As banks and security firms adopt new technology to counter fraud, are there any emerging technologies that are contributing to fraud trends as well?

One area gaining attention is deepfake fraud. With advances in artificial intelligence, fraudsters are leveraging deepfake technology for identity theft. For instance, they might use videos or images of me to create convincing fake identities to commit fraud. This ties into the growing use of facial recognition and document scanning technologies in financial services. As these technologies become more widespread, so does their exploitation by fraudsters.

How do concerns regarding security and reputation shape the dynamics between different departments within an organization, such as marketing and fraud prevention?

Reputation and security are always top of mind, especially at the senior executive level. These concerns create a push-pull, almost a yin-yang relationship between departments like marketing and fraud prevention as you say. Marketing teams aim to create as little friction as possible to open more accounts and ensure a seamless customer experience. On the other hand, the fraud and risk teams argue for more friction to prevent fraudulent activities.

The frictionless experience sought by marketing can clash with the stricter measures enforced by fraud prevention. For instance, a high-friction security measure like facial recognition might deter potential customers. Imagine if everyone applying for an account online at a bank like Chase had to go through a 20-minute verification process – then people would abandon the process quickly.

Success lies in finding the right balance. Companies that win in this space are the ones that can stop fraud while maintaining an excellent customer experience. They leverage systems that adapt quickly, such as those using machine learning, rather than relying on legacy systems that hinder progress. This adaptability is one reason why we are seeing the rise of neo-banks like Chime, which are rethinking the entire banking process with advanced fraud controls and more agile systems.

What are some of the common mistakes made by your clients, such as banks or credit unions, that lead to fraud or identity theft, and how can these mistakes be mitigated?

One significant example is account takeover fraud, which has evolved dramatically over the years as I mentioned above.

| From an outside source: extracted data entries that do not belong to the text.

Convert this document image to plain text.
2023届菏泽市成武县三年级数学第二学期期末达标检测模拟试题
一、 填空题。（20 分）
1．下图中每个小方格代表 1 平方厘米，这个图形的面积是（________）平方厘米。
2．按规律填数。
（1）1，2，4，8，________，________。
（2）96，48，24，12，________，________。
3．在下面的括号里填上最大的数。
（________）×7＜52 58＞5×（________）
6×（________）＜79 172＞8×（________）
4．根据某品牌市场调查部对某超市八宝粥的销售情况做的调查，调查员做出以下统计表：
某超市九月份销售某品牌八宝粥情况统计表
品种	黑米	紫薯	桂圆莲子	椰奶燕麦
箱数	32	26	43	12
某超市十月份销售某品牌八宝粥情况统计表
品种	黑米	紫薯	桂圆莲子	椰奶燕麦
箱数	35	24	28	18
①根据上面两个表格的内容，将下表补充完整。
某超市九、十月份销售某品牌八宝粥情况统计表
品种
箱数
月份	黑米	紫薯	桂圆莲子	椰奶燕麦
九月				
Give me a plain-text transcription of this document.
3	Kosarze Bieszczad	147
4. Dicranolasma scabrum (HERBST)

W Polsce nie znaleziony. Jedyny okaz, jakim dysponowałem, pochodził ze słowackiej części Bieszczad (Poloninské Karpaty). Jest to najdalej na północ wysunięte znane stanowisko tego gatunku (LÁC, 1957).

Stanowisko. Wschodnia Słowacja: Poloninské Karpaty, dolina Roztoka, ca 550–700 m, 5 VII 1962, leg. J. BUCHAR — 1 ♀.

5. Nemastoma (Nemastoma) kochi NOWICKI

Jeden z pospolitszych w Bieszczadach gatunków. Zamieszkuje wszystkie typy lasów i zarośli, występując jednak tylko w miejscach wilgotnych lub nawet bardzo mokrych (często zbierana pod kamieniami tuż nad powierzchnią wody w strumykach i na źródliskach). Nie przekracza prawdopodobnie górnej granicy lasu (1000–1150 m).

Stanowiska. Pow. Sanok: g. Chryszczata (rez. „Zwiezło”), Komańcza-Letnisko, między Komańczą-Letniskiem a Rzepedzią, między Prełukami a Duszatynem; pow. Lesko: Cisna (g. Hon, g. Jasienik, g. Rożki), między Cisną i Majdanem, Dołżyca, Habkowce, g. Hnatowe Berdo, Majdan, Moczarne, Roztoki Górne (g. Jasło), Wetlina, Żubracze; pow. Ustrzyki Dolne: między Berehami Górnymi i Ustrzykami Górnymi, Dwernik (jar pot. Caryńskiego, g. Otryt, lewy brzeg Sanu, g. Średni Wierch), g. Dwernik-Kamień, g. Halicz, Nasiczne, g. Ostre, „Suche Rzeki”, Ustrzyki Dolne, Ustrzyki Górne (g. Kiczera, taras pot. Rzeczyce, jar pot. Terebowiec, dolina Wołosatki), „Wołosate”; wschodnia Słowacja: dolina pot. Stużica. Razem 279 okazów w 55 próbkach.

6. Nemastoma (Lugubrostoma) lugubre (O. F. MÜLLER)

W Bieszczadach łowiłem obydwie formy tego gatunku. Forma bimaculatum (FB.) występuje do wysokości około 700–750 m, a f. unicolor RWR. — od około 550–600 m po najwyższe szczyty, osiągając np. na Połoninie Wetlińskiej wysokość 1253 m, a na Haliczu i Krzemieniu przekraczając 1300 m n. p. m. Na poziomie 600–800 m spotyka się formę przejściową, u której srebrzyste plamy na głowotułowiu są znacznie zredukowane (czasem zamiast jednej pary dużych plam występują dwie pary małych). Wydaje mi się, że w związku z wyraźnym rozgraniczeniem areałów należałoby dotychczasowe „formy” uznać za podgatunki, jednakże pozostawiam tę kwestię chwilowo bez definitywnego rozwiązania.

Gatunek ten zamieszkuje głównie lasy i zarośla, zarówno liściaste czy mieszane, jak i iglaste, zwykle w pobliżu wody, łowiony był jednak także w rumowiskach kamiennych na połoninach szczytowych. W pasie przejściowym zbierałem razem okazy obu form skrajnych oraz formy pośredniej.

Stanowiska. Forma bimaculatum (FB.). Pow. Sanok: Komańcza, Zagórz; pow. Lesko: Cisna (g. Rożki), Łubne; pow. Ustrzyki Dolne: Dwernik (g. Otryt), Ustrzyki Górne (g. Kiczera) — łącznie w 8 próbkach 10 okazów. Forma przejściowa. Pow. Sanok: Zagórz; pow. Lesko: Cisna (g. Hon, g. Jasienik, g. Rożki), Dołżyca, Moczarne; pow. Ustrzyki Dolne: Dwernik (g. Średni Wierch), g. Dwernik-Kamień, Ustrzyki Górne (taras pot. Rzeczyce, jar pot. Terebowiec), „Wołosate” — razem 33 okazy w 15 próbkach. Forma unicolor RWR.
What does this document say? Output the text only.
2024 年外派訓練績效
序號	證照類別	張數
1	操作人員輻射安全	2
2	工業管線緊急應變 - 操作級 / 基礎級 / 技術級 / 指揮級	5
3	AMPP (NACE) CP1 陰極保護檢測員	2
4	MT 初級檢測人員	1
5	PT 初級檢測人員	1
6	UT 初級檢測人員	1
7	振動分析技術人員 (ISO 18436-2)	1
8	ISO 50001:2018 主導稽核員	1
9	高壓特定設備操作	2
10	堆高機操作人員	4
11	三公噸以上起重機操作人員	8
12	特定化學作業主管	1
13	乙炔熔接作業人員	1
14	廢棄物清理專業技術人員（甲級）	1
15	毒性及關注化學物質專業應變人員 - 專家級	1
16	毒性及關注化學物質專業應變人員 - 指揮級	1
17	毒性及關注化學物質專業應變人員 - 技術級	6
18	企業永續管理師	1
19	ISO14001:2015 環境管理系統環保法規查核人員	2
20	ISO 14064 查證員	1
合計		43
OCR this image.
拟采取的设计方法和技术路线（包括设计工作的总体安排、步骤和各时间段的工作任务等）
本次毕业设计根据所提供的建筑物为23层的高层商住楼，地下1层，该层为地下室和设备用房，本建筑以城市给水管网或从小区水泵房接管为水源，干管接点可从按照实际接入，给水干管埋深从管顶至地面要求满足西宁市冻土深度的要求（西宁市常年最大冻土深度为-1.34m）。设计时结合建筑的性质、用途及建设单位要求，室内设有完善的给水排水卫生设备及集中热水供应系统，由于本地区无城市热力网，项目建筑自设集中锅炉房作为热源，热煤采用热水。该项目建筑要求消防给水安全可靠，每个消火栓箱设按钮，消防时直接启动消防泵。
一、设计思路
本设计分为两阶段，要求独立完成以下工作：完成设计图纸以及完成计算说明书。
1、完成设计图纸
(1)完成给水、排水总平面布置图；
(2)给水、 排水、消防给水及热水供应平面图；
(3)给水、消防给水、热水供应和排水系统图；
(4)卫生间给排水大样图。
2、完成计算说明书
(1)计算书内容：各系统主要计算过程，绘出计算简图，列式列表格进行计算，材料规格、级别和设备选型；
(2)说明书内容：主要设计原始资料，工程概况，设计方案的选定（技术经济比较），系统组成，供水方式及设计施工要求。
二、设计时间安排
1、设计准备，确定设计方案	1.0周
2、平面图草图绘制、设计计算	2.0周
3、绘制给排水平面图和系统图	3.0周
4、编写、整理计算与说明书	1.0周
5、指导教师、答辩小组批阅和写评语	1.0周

In the past, account takeover occurred when someone would call a bank, claim to be the account holder, and request to change the address on file. They would then ask for a new credit card to be sent to the new address.

Today, the process is much more sophisticated. Fraudsters log into online accounts and manipulate various credentials, such as phone numbers and emails, to gain control. Once they have changed all the contact information, they can execute actions like wiring $40,000 from the account. At this point, the bank attempts to notify the real account holder, but by then, the fraudster is the one receiving the alerts.

Regulations like the FACT Act, introduced in 2008, tried to curb this by requiring banks to verify address changes more thoroughly. However, many institutions still rely on outdated methods, such as sending letters to confirm address changes. This process is slow, costly, and often ineffective. For instance, today, sending two first-class letters costs about $1.50, and banks are still being targeted despite these measures.

Modern solutions like real-time analysis of changes in contact information, as offered by companies like ours, are far more effective. By automatically evaluating whether a change is legitimate, banks can significantly reduce their exposure to fraud.